そしてさっきまで佐原と一緒になっていたユイも少しだけ悲しそうな顔をしている。それが気になって視線を送るとユイはぽつりと呟いた。

「藤本くんは本当にひどいと思う。佐原さんも、こんなに傷ついて。でも、今の佐原さんは自分で自分をもっと傷つけているみたい」

 その言葉に俺は目を見張った。自分に言われた気がしたからだ。もう一度佐原に視線をやると、まだ藤本や木村に対して罵詈雑言(ばりぞうごん)を浴びせている。

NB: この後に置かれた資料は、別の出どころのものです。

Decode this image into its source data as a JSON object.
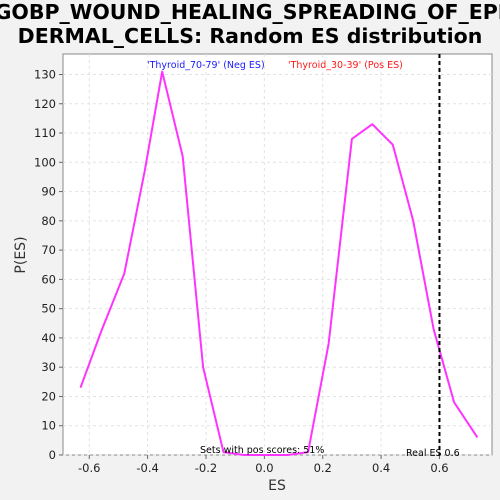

 彼女から漂う紫と緑色の縁がやけに色濃くて、佐原自身を締め付けているように見えた。
 
「そういう言い方はやめろよ」

 いきなり口を挟んだ俺に対して、佐原は黙る代わりに眉を一気につり上げた。

「なによ、やっぱりあんたあいつの」

「藤本のためじゃない」

 俺は遮って言い放ち、そしてすぐに次の言葉を続ける。 

「お前さ、まだ藤本が好きなんだろ?」

「はぁ? あんた私の話聞いてた? むしろ憎いくらいで大っ嫌いだって」

「だとしても、そんなふうに藤本を悪く言うのはやめろよ。自分のために」

 俺の発言に佐原の顔は険しさを増していった。

「あんたになにが分かるわけ? 偉そうに」

 佐原の言うとおりだ。俺に偉そうに意見できることは、なにもない。でも佐原を見ていて、ユイに言われて気づいたんだ。

 佐原の態度は、まるでバレエを辞めたときの俺だ。あんなに好きだったのに、結果が残せないことで、なにもかもが嫌になって、それまでの人間関係も全部断ち切った。

 無駄なことをしたと自分を罵った。好きだったバレエが憎くなって、嫌いだと思った。向いてなかったと自分に必死に言い訳して、まさに酸っぱいぶどうだった。